During the day I work for a large company, actually a competitor of Yahoo's (well, much smaller than Yahoo, and none of us exactly "compete" nowadays anyway), and several months ago I recommended yui-ext for a rich internal app. (note: I don't use Ext/yui-ext for my work app yet, but do for personal projects.) The technology group involved loved the idea of using a stable, not-going-anywhere JS library like YUI, and of course thought Jack's stuff was ridiculously awesome, and so is using it.
But , when I think about what decision they would've made if Ext had been standalone at that point ... I dunno. I'm not sure they make the same call.
And maybe that's completely illogical; after all, Ext can still be used with YUI, and if Jack has been able to break it out this quickly, maybe yui-ext's codebase was never all that dependant on YUI in the first place. Still, in terms of perception, I really think yui-ext got this fantastic piggyback benefit from being an "extension" of YUI, in terms of dependability and enterprise-worthiness. It's always going to be popular in forums and message boards to do more and bigger things, but I wonder, in terms of large commercial customers (possibly better sources of $$$ than hobbyists), if putting distance between Ext and YUI is such a good thing.
Again, again again again, I completely respect the decision to split it.
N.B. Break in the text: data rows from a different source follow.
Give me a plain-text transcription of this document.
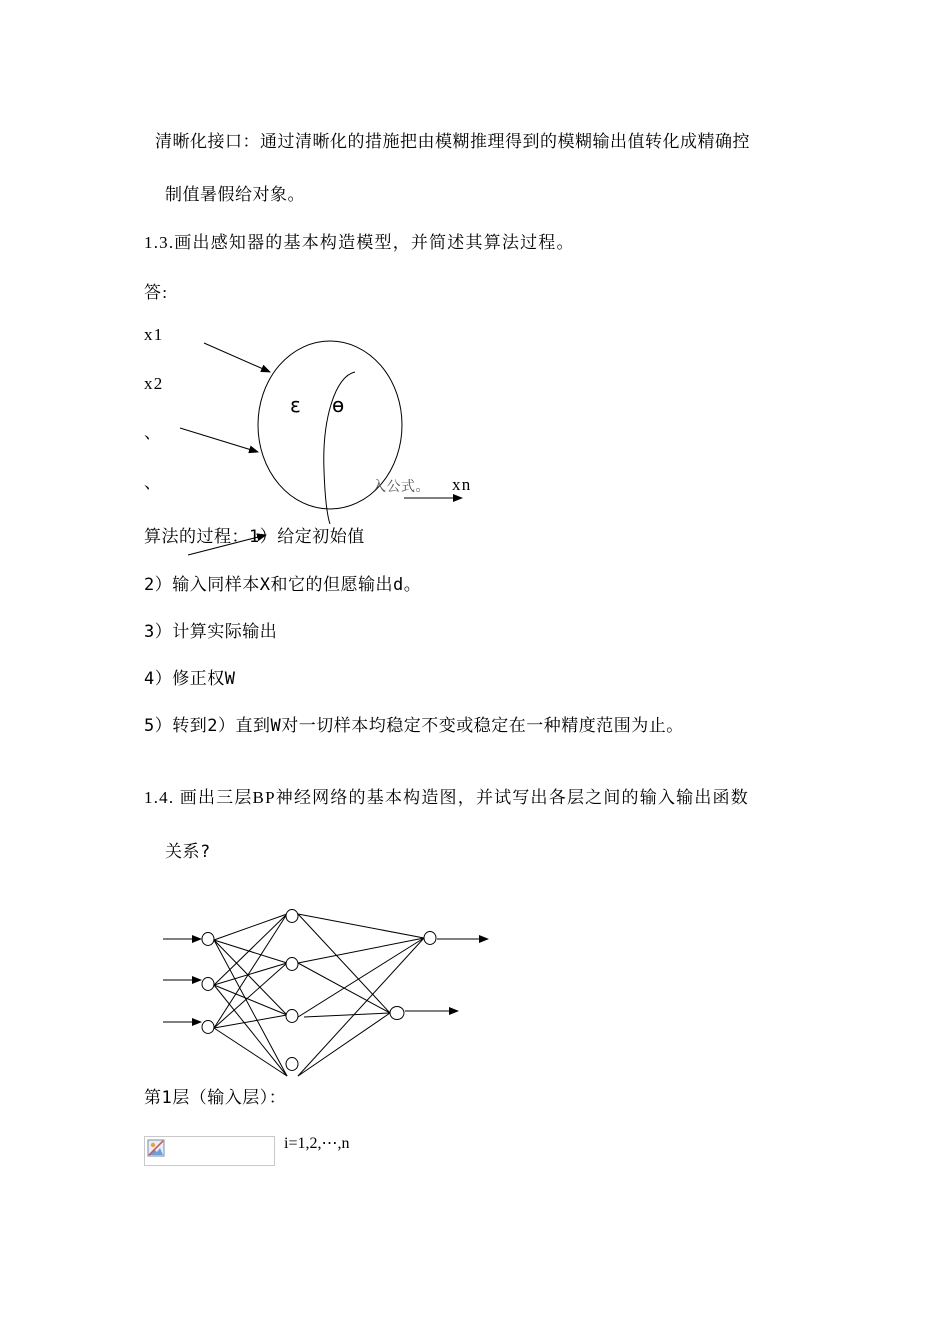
清晰化接口：通过清晰化的措施把由模糊推理得到的模糊输出值转化成精确控
制值暑假给对象。
1.3.画出感知器的基本构造模型，并简述其算法过程。
答:
x1
x2
、
、
ε ɵ
入公式。 xn
算法的过程：1）给定初始值
2）输入同样本X和它的但愿输出d。
3）计算实际输出
4）修正权W
5）转到2）直到W对一切样本均稳定不变或稳定在一种精度范围为止。
1.4. 画出三层BP神经网络的基本构造图，并试写出各层之间的输入输出函数
关系?
第1层（输入层）：
i=1,2,⋯,n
Heck, for my personal project, Prototype is required (bundled with Sun's excellent Dynafaces for JSF) so I am actually psyched to get that 3rd adapter and cut down my page loads. And I don't doubt the ability of one person (especially Jack "Bauer" Slocum) to outproduce a group of paid programmers, but, it ought to be said, there's quite a morass of JS libraries out there, and quite a few communities coalescing around these libraries; and maintaining the sense of stability/dependability that yui-ext had without the "yui" will take lots of work.
Obviously it's not my decision and there's no reason for anyone to listen to me, but I'd love to see Ext really focus on being an "Extension" for popular libraries. The big boys with wads of resources can nail down the basics like Events, Drop 'n' Drag, Dom manipulation, Ajax, etc. ... Ext doesn't reimplement these things, but wraps them in a conventient, consistent way; and instead focuses on the kind of high-quality, high-style, high-functionality widgets like the Grid and Tabbed Panel that we all know and love. Nothing on the JS landscape today can touch what Jack does in terms of pre-built, skinnable components, and this oughta be the value proposition. "Pick your library, whatever technology your organization has committed to, and then plop in Ext and get all this goodness."
To me, that seems like potentially a real sweet spot in the market, whereas trying to be a better Mootools or Dojo or whatever is going to be a grind.
Anyway, just my 2 cents.
6 Mar 2007 3:14 AM #8
Rogers, that you for your post.
I also agree on keeping Ext "Ext", if that makes sense. The library it "extends" can now be chosen, and for those who are Ext junkies (like me) who never use the underlying library there will be an option of Ext standalone. Which is best for each project will be up to the developer, which I think is a great (and unique) option to have.